A Hijacking is 100 minutes of gruelling, gripping tension. It doesn’t seek to glamorise or Hollywoodise the very real threat of modern-day piracy to commercial shipping. Instead it starkly portrays the at times horrific possibilities when hostages are held long-term for ransom. It is not a barrel of laughs…
The action switches between a Danish cargo carrier which is captured by Somali pirates, and the shipping company which must negotiate for the safe return of the crew. All of the performances are excellent – but Søren Malling at the CEO of the company is especially stunning. Against the advice of a security consultant he takes responsibility for the negotiations and personally deals with the pirate’s representative… and over the weeks which stretch into months this confident, capable and assured man starts to quietly unravel. There are some shatteringly powerful scenes; especially when he has to inform the crew’s relatives of sudden events.
Likewise, the key character on the ship – its cook – puts in a pivotal performance. The plot explores how the captives and their captors at times reach towards an acknowledgement of shared humanity. But it also shies away from standard kidnap clichés, and presents some moments of frightening brutality.

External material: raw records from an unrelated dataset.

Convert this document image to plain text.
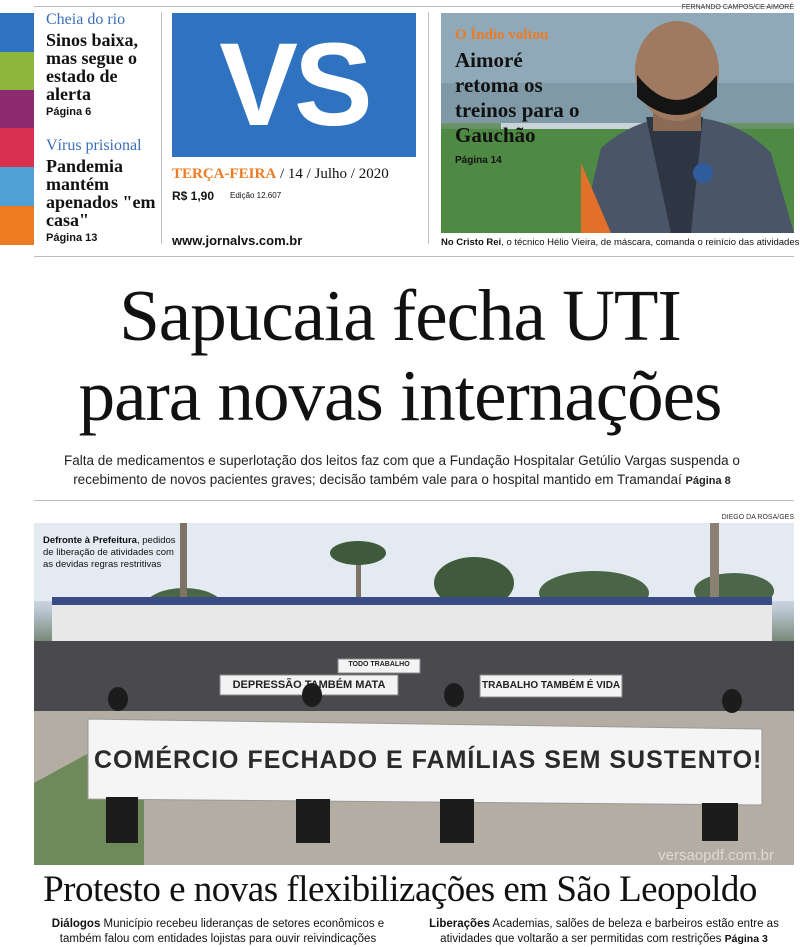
Cheia do rio
Sinos baixa, mas segue o estado de alerta
Página 6
Vírus prisional
Pandemia mantém apenados "em casa"
Página 13
VS
TERÇA-FEIRA / 14 / Julho / 2020
R$ 1,90 Edição 12.607
www.jornalvs.com.br
FERNANDO CAMPOS/CE AIMORÉ
O Índio voltou
Aimoré retoma os treinos para o Gauchão
Página 14
No Cristo Rei, o técnico Hélio Vieira, de máscara, comanda o reinício das atividades
Sapucaia fecha UTI
para novas internações
Falta de medicamentos e superlotação dos leitos faz com que a Fundação Hospitalar Getúlio Vargas suspenda o recebimento de novos pacientes graves; decisão também vale para o hospital mantido em Tramandaí Página 8
DIEGO DA ROSA/GES
DEPRESSÃO TAMBÉM MATA	TRABALHO TAMBÉM É VIDA
TODO TRABALHO
COMÉRCIO FECHADO E FAMÍLIAS SEM SUSTENTO!
Defronte à Prefeitura, pedidos de liberação de atividades com as devidas regras restritivas
versaopdf.com.br
Protesto e novas flexibilizações em São Leopoldo
Diálogos Município recebeu lideranças de setores econômicos e também falou com entidades lojistas para ouvir reivindicações
Liberações Academias, salões de beleza e barbeiros estão entre as atividades que voltarão a ser permitidas com restrições Página 3
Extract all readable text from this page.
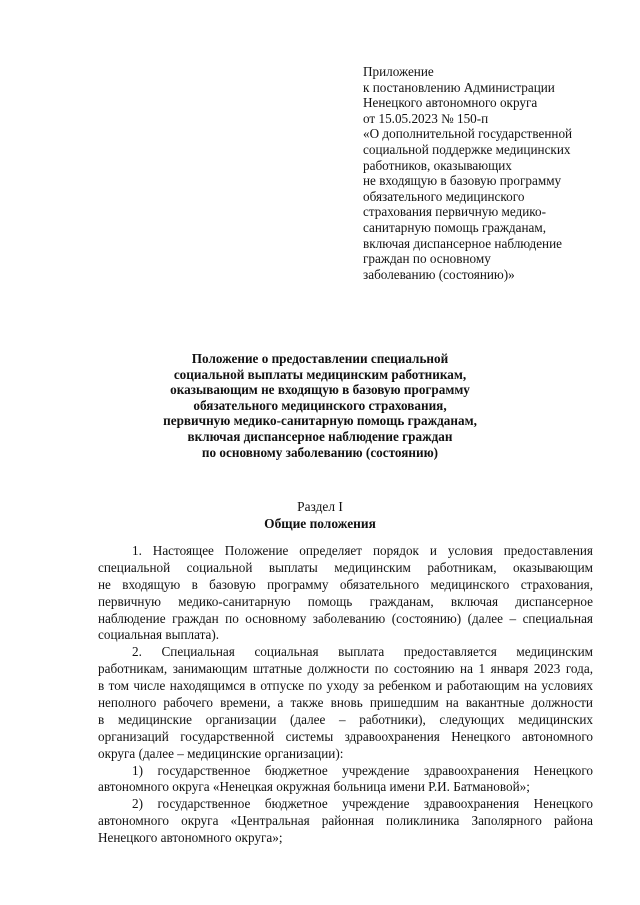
Приложение
к постановлению Администрации
Ненецкого автономного округа
от 15.05.2023 № 150-п
«О дополнительной государственной
социальной поддержке медицинских
работников, оказывающих
не входящую в базовую программу
обязательного медицинского
страхования первичную медико-
санитарную помощь гражданам,
включая диспансерное наблюдение
граждан по основному
заболеванию (состоянию)»
Положение о предоставлении специальной
социальной выплаты медицинским работникам,
оказывающим не входящую в базовую программу
обязательного медицинского страхования,
первичную медико-санитарную помощь гражданам,
включая диспансерное наблюдение граждан
по основному заболеванию (состоянию)
Раздел I
Общие положения
1. Настоящее Положение определяет порядок и условия предоставления
специальной социальной выплаты медицинским работникам, оказывающим
не входящую в базовую программу обязательного медицинского страхования,
первичную медико-санитарную помощь гражданам, включая диспансерное
наблюдение граждан по основному заболеванию (состоянию) (далее – специальная
социальная выплата).
2. Специальная социальная выплата предоставляется медицинским
работникам, занимающим штатные должности по состоянию на 1 января 2023 года,
в том числе находящимся в отпуске по уходу за ребенком и работающим на условиях
неполного рабочего времени, а также вновь пришедшим на вакантные должности
в медицинские организации (далее – работники), следующих медицинских
организаций государственной системы здравоохранения Ненецкого автономного
округа (далее – медицинские организации):
1) государственное бюджетное учреждение здравоохранения Ненецкого
автономного округа «Ненецкая окружная больница имени Р.И. Батмановой»;
2) государственное бюджетное учреждение здравоохранения Ненецкого
автономного округа «Центральная районная поликлиника Заполярного района
Ненецкого автономного округа»;
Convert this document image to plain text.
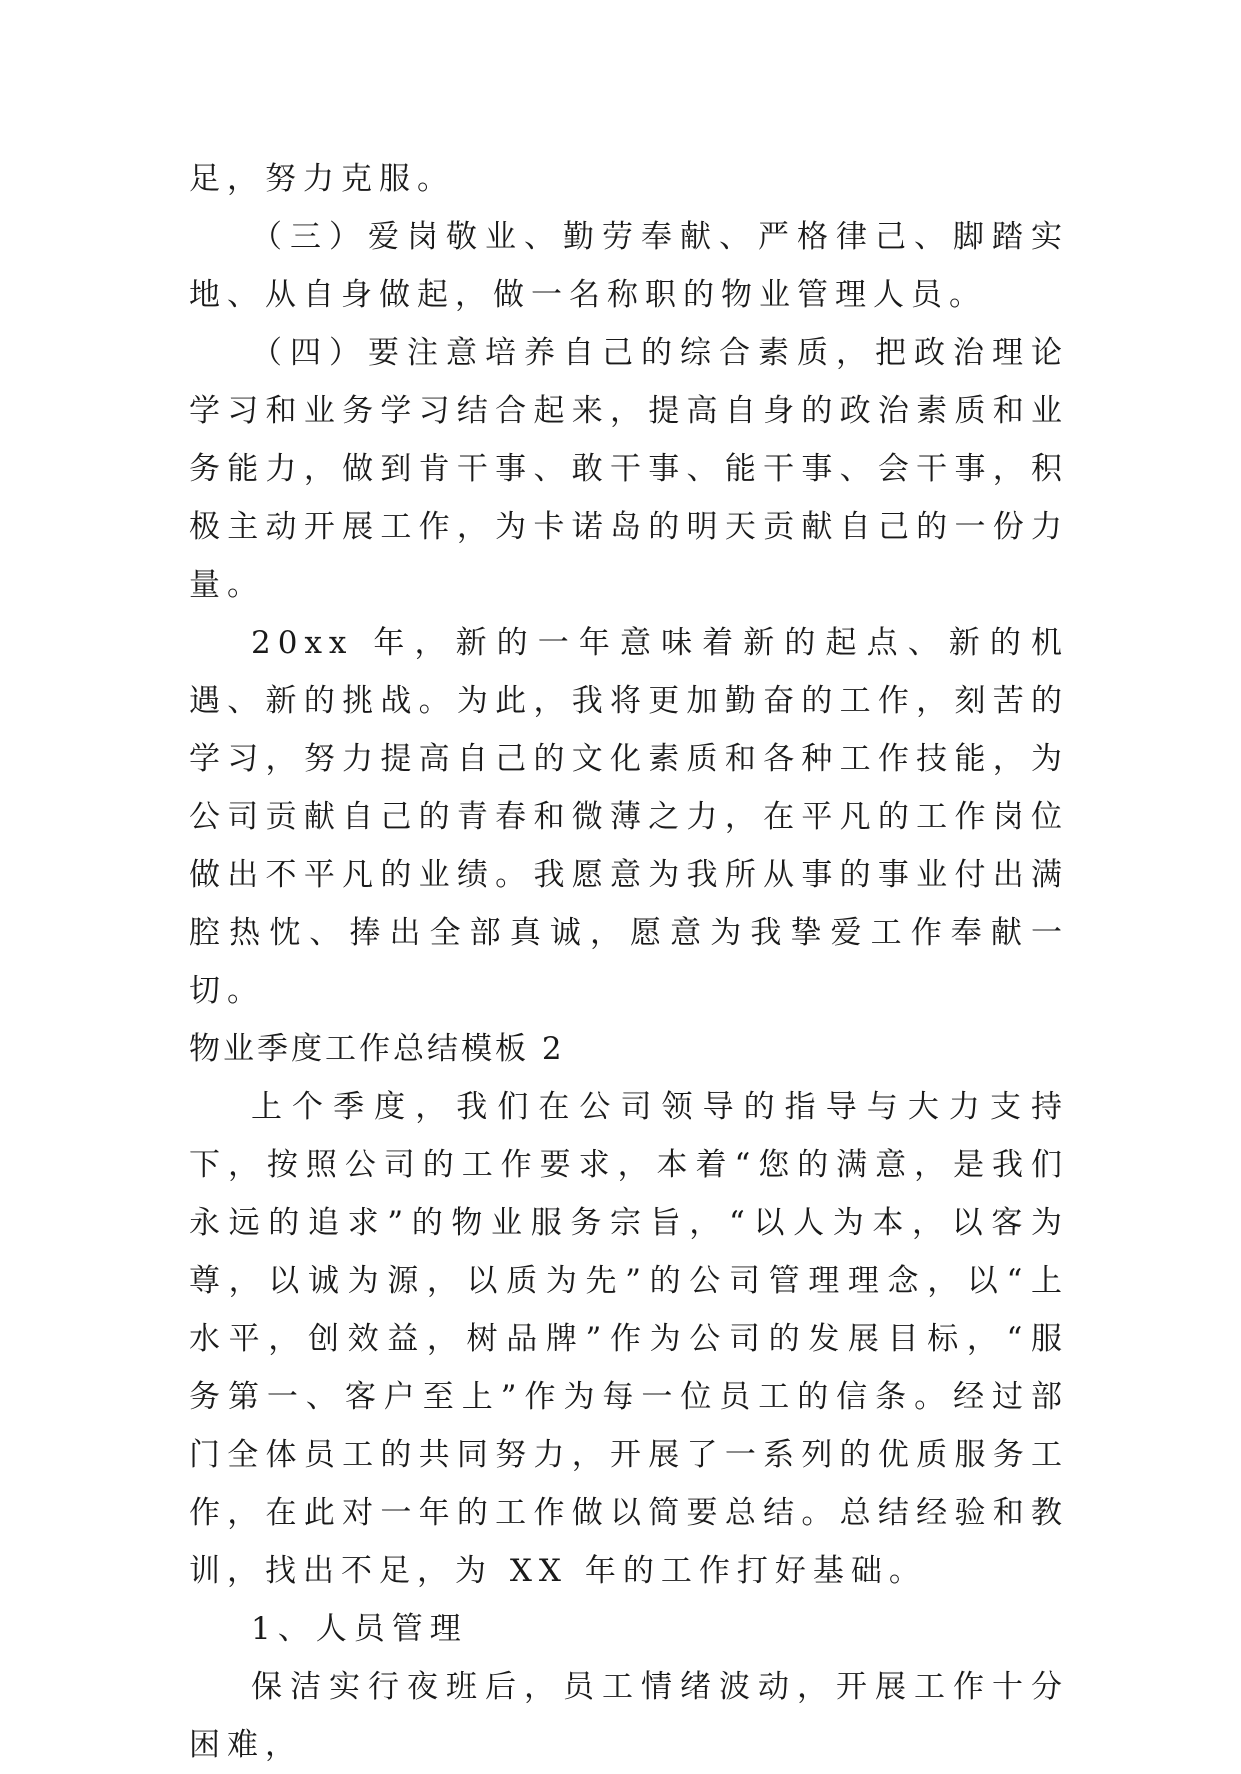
足，努力克服。

（三）爱岗敬业、勤劳奉献、严格律己、脚踏实地、从自身做起，做一名称职的物业管理人员。

（四）要注意培养自己的综合素质，把政治理论学习和业务学习结合起来，提高自身的政治素质和业务能力，做到肯干事、敢干事、能干事、会干事，积极主动开展工作，为卡诺岛的明天贡献自己的一份力量。

20xx 年，新的一年意味着新的起点、新的机遇、新的挑战。为此，我将更加勤奋的工作，刻苦的学习，努力提高自己的文化素质和各种工作技能，为公司贡献自己的青春和微薄之力，在平凡的工作岗位做出不平凡的业绩。我愿意为我所从事的事业付出满腔热忱、捧出全部真诚，愿意为我挚爱工作奉献一切。

物业季度工作总结模板 2

上个季度，我们在公司领导的指导与大力支持下，按照公司的工作要求，本着“您的满意，是我们永远的追求”的物业服务宗旨，“以人为本，以客为尊，以诚为源，以质为先”的公司管理理念，以“上水平，创效益，树品牌”作为公司的发展目标，“服务第一、客户至上”作为每一位员工的信条。经过部门全体员工的共同努力，开展了一系列的优质服务工作，在此对一年的工作做以简要总结。总结经验和教训，找出不足，为 XX 年的工作打好基础。

1、人员管理

保洁实行夜班后，员工情绪波动，开展工作十分困难，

The pirate negotiator (who may be far more than that) is another compelling character; well worth watching his frustration reach boiling point.
The filming is understated and almost invisible: events are presented in matter of fact fashion without ‘fake documentary’ camera-shake or any such gimmicks. A Hijacking doesn’t need them. The scenes in the operations room of the Danish company are especially atmospheric: a room with no windows; bare walls plastered with photos of the kidnapped crew; a stark whiteboard showing the kidnappers’ current demand. The action leaps to the cabin on board the ship where the captain, cook and first officer are imprisoned – with no ventilation or toilet access – and we’re invited to see the similarities between the two situations.
Look out also for the scene with the goats, which really doesn’t require any explanation to hammer home its sinister suggestion.
The English subtitling is well presented and didn’t disrupt the dramatic flow at any point.
A stunning if arduous example of superb film-making.